An article in this months International Policy Digest looks at the positive and negative effects of out planned withdrawal from Afghanistan in 2014. One particular excerpt of note illustrates the way the internal conflict [as that is really what we’re fighting in AFG] will likely be framed once we depart in large numbers:
The withdrawal of Western forces and absence of a common enemy could exacerbate fractures between rival insurgent organizations. Moreover, a reduced Western presence in Afghanistan will prompt the war to morph in focus from a West vs. Muslim conflict to a Muslim vs. Muslim conflict.

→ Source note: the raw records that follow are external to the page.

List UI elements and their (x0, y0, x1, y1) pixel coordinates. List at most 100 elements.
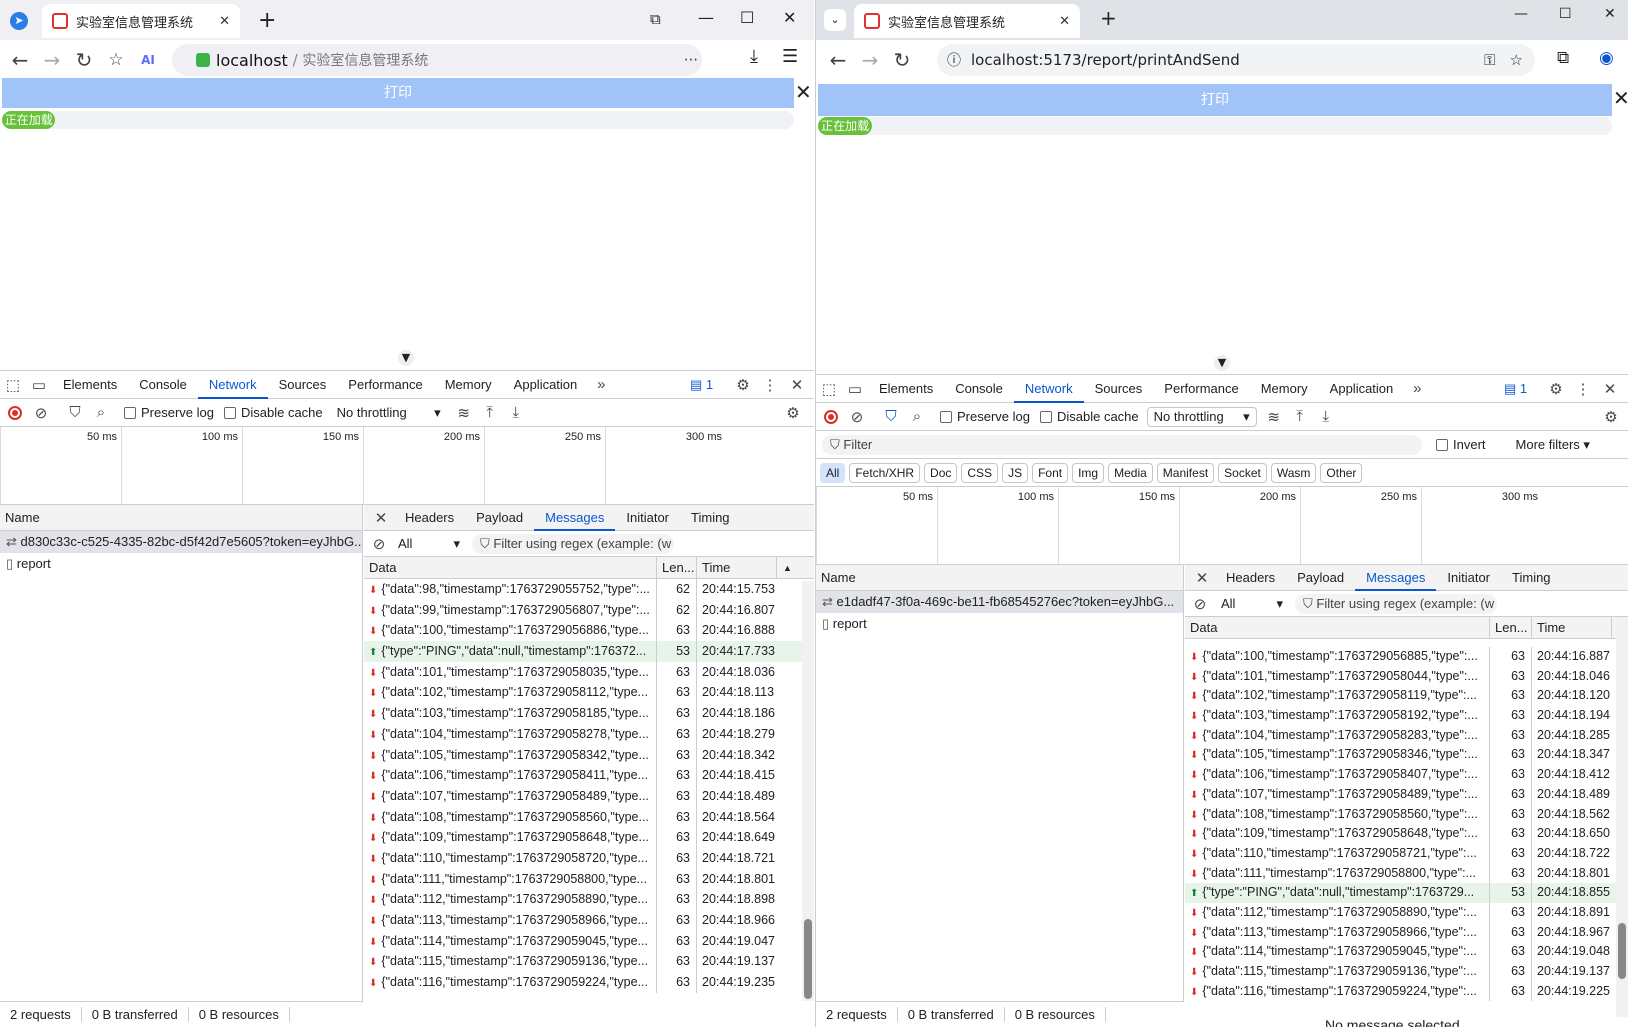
message-row[interactable]: ⬇ {"data":110,"timestamp":1763729058720,"… (364, 847, 814, 869)
site-info-icon[interactable]: ⓘ (947, 50, 961, 70)
filter-chip-js[interactable]: JS (1002, 462, 1029, 483)
message-row[interactable]: ⬇ {"data":102,"timestamp":1763729058119,"… (1185, 686, 1628, 707)
settings-gear-icon[interactable]: ⚙ (1543, 380, 1569, 398)
message-row[interactable]: ⬇ {"data":107,"timestamp":1763729058489,"… (364, 785, 814, 807)
tab-sources[interactable]: Sources (1084, 375, 1154, 403)
record-icon[interactable] (8, 405, 22, 420)
tab-memory[interactable]: Memory (1250, 375, 1319, 403)
invert-checkbox[interactable] (1436, 438, 1448, 451)
message-row[interactable]: ⬇ {"data":111,"timestamp":1763729058800,"… (364, 868, 814, 890)
extensions-icon[interactable]: ⧉ (1557, 48, 1569, 68)
column-header-time[interactable]: Time (1532, 617, 1612, 638)
password-key-icon[interactable]: ⚿ (1484, 51, 1495, 69)
more-dots-icon[interactable]: ··· (684, 51, 698, 69)
browser-tab[interactable]: 实验室信息管理系统 ✕ (854, 4, 1080, 38)
issues-badge[interactable]: ▤ 1 (1504, 381, 1527, 397)
print-button[interactable]: 打印 (2, 78, 794, 108)
detail-tab-timing[interactable]: Timing (1501, 565, 1562, 591)
detail-tab-headers[interactable]: Headers (1215, 565, 1286, 591)
message-row[interactable]: ⬇ {"data":109,"timestamp":1763729058648,"… (1185, 824, 1628, 844)
favorites-icon[interactable]: ☆ (100, 50, 132, 70)
filter-chip-img[interactable]: Img (1072, 462, 1105, 483)
inspect-icon[interactable]: ⬚ (816, 380, 842, 398)
regex-filter-input[interactable]: ⛉ Filter using regex (example: (w (1295, 593, 1497, 614)
close-devtools-icon[interactable]: ✕ (784, 376, 810, 394)
close-window-button[interactable]: ✕ (1604, 6, 1616, 22)
import-har-icon[interactable]: ⤒ (477, 404, 503, 421)
tab-close-icon[interactable]: ✕ (219, 14, 230, 29)
column-header-length[interactable]: Len... (657, 557, 697, 578)
chrome-menu-icon[interactable]: ⋮ (1624, 48, 1628, 68)
message-row[interactable]: ⬇ {"data":104,"timestamp":1763729058278,"… (364, 723, 814, 745)
collapse-handle-icon[interactable]: ▼ (1214, 355, 1230, 371)
name-column-header[interactable]: Name (816, 565, 1183, 591)
message-row[interactable]: ⬇ {"data":104,"timestamp":1763729058283,"… (1185, 725, 1628, 746)
filter-funnel-icon[interactable]: ⛉ (62, 404, 88, 421)
search-icon[interactable]: ⌕ (88, 404, 114, 421)
message-row[interactable]: ⬆ {"type":"PING","data":null,"timestamp":… (1185, 883, 1628, 903)
scroll-thumb[interactable] (804, 919, 812, 999)
message-row[interactable]: ⬇ {"data":115,"timestamp":1763729059136,"… (364, 951, 814, 973)
scroll-thumb[interactable] (1618, 923, 1626, 979)
browser-logo-icon[interactable]: ➤ (10, 12, 28, 30)
close-detail-icon[interactable]: ✕ (368, 509, 394, 527)
filter-chip-all[interactable]: All (820, 462, 846, 483)
websocket-request[interactable]: ⇄ d830c33c-c525-4335-82bc-d5f42d7e5605?t… (0, 531, 362, 553)
detail-tab-messages[interactable]: Messages (1355, 565, 1437, 591)
message-row[interactable]: ⬇ {"data":107,"timestamp":1763729058489,"… (1185, 784, 1628, 805)
message-row[interactable]: ⬇ {"data":111,"timestamp":1763729058800,"… (1185, 863, 1628, 884)
message-row[interactable]: ⬇ {"data":100,"timestamp":1763729056885,"… (1185, 647, 1628, 667)
column-header-time[interactable]: Time (697, 557, 777, 578)
detail-tab-payload[interactable]: Payload (465, 505, 534, 531)
messages-scrollbar[interactable] (1616, 617, 1628, 1017)
maximize-button[interactable]: ☐ (1559, 6, 1572, 22)
kebab-menu-icon[interactable]: ⋮ (1570, 380, 1596, 398)
download-icon[interactable]: ⤓ (750, 46, 758, 67)
kebab-menu-icon[interactable]: ⋮ (757, 376, 783, 394)
network-conditions-icon[interactable]: ≋ (1261, 408, 1287, 426)
message-row[interactable]: ⬇ {"data":115,"timestamp":1763729059136,"… (1185, 962, 1628, 982)
reload-icon[interactable]: ↻ (68, 48, 100, 72)
detail-tab-headers[interactable]: Headers (394, 505, 465, 531)
tab-console[interactable]: Console (128, 371, 198, 399)
filter-chip-socket[interactable]: Socket (1218, 462, 1267, 483)
message-row[interactable]: ⬇ {"data":101,"timestamp":1763729058044,"… (1185, 666, 1628, 687)
inspect-icon[interactable]: ⬚ (0, 376, 26, 394)
message-row[interactable]: ⬇ {"data":98,"timestamp":1763729055752,"t… (364, 579, 814, 600)
print-button[interactable]: 打印 (818, 84, 1612, 116)
filter-chip-fetch-xhr[interactable]: Fetch/XHR (849, 462, 921, 483)
message-row[interactable]: ⬇ {"data":106,"timestamp":1763729058407,"… (1185, 765, 1628, 785)
message-row-partial[interactable] (1185, 639, 1628, 647)
export-har-icon[interactable]: ⤓ (503, 404, 529, 421)
profile-icon[interactable]: ◉ (1599, 48, 1614, 68)
browser-tab[interactable]: 实验室信息管理系统 ✕ (42, 4, 240, 38)
message-row[interactable]: ⬇ {"data":110,"timestamp":1763729058721,"… (1185, 843, 1628, 864)
tab-sources[interactable]: Sources (268, 371, 338, 399)
filter-input[interactable]: ⛉ Filter (822, 434, 1422, 455)
message-row[interactable]: ⬇ {"data":114,"timestamp":1763729059045,"… (1185, 942, 1628, 962)
filter-chip-css[interactable]: CSS (961, 462, 999, 483)
tab-network[interactable]: Network (1013, 375, 1084, 403)
document-request[interactable]: ▯ report (816, 613, 1183, 635)
message-row[interactable]: ⬆ {"type":"PING","data":null,"timestamp":… (364, 641, 814, 662)
tab-memory[interactable]: Memory (434, 371, 503, 399)
more-tabs-icon[interactable]: » (1404, 380, 1430, 397)
address-bar[interactable]: ⓘ localhost:5173/report/printAndSend ⚿ ☆ (937, 44, 1535, 76)
message-row[interactable]: ⬇ {"data":113,"timestamp":1763729058966,"… (364, 910, 814, 931)
network-settings-icon[interactable]: ⚙ (1598, 408, 1624, 426)
message-row[interactable]: ⬇ {"data":109,"timestamp":1763729058648,"… (364, 827, 814, 848)
network-conditions-icon[interactable]: ≋ (451, 404, 477, 422)
tab-performance[interactable]: Performance (1153, 375, 1249, 403)
issues-badge[interactable]: ▤ 1 (690, 377, 713, 393)
new-tab-button[interactable]: + (1100, 6, 1117, 30)
message-row[interactable]: ⬇ {"data":99,"timestamp":1763729056807,"t… (364, 599, 814, 621)
back-icon[interactable]: ← (822, 48, 854, 72)
maximize-button[interactable]: ☐ (740, 8, 754, 27)
forward-icon[interactable]: → (854, 48, 886, 72)
preserve-log-checkbox[interactable] (940, 410, 952, 423)
column-header-data[interactable]: Data (1185, 617, 1490, 638)
message-row[interactable]: ⬇ {"data":106,"timestamp":1763729058411,"… (364, 765, 814, 786)
document-request[interactable]: ▯ report (0, 553, 362, 575)
clear-icon[interactable]: ⊘ (28, 404, 54, 422)
throttling-select[interactable]: No throttling ▾ (337, 405, 441, 421)
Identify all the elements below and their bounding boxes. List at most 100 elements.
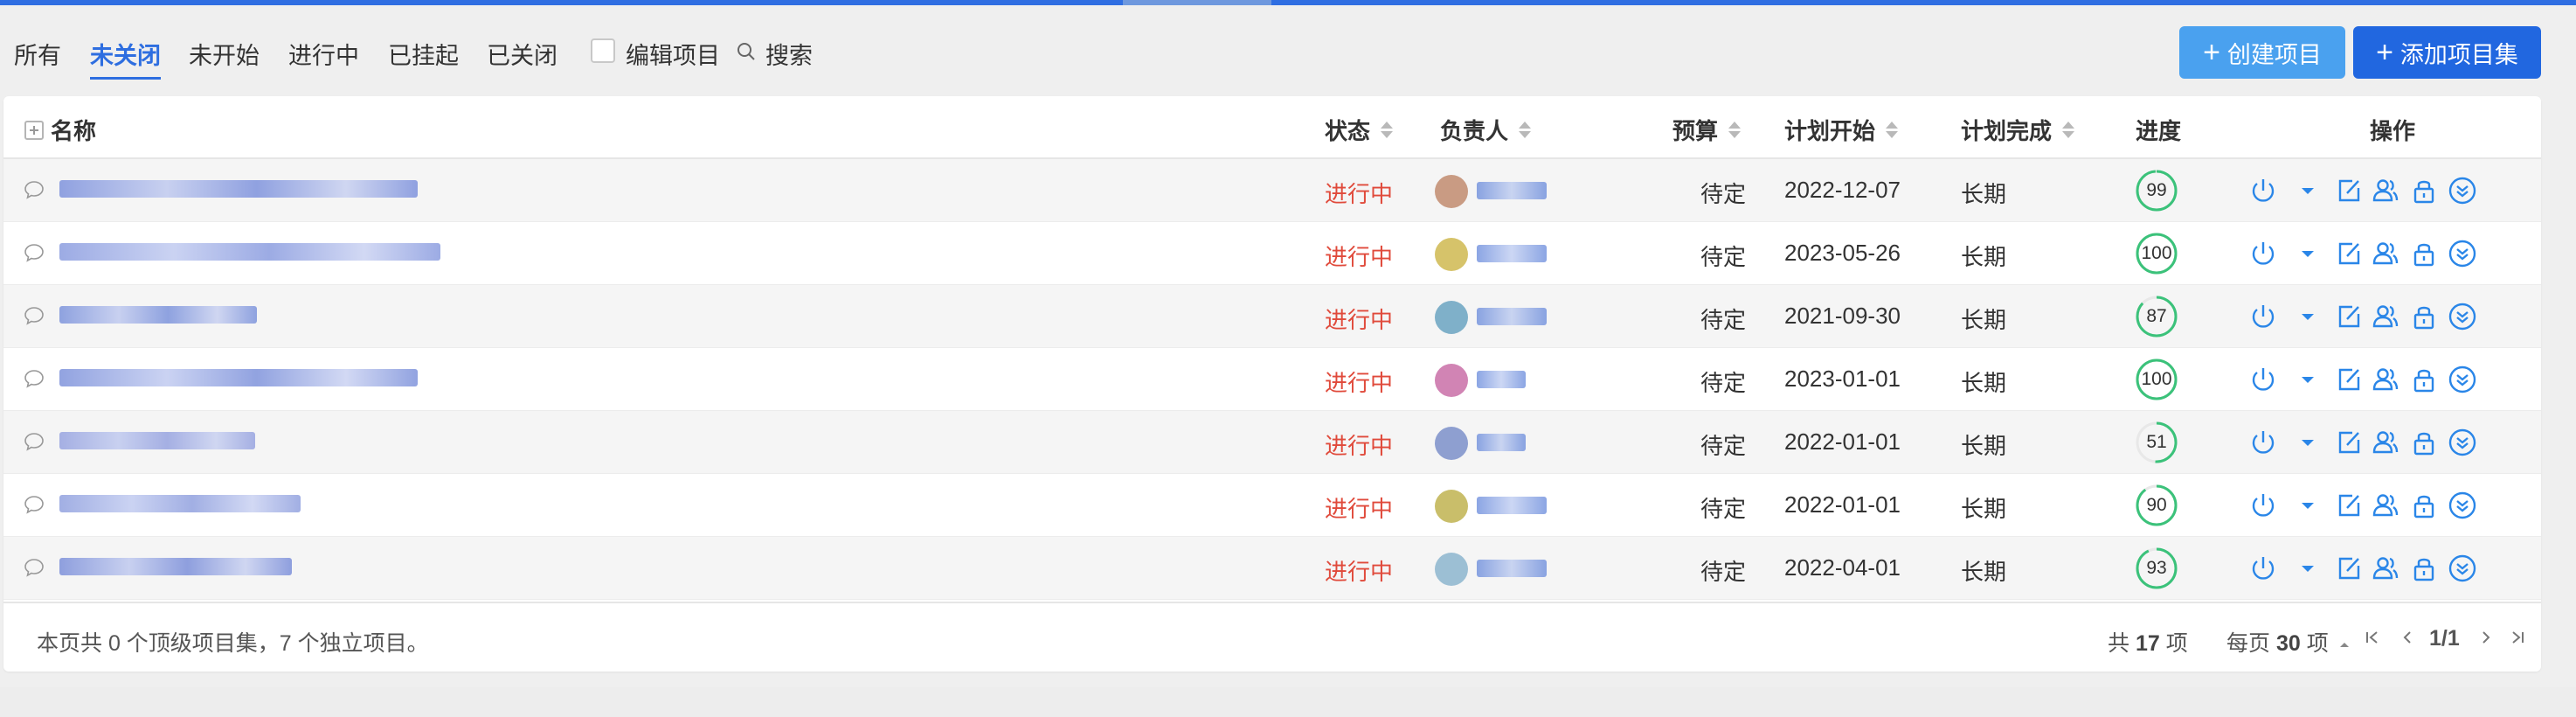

This transformation could have serious consequences for Taliban fundraising activities in the broader Muslim world.
And a cogent summary:
While the picture painted by most of the western media in Afghanistan is pessimistic, the way forward in Afghanistan, even under a strategy of a limited-win, will neither be easy nor assured of success. There remains a significant possibility that the West is simply too war weary to maintain even modest commitments of troops and funds past 2014. Moreover, even if the strategy of a limited-win is fully realized, the West is still left propping up a corrupt and ineffectual government for an indefinite period of time. Nonetheless, abandoning Afghanistan entirely will have serious adverse consequences for the stability of the region and the security of the West, which is why a strategy of a limited-win may prove the better of several bad alternatives.
The medium-term future is surely likely to remain one of limited financial and military resources, as the the number and nature of trouble spots around the world proliferates. Afghanistan cannot remain on life support indefinitely; after a decade of commitment from the West, the country must learn to stand on its own two feet.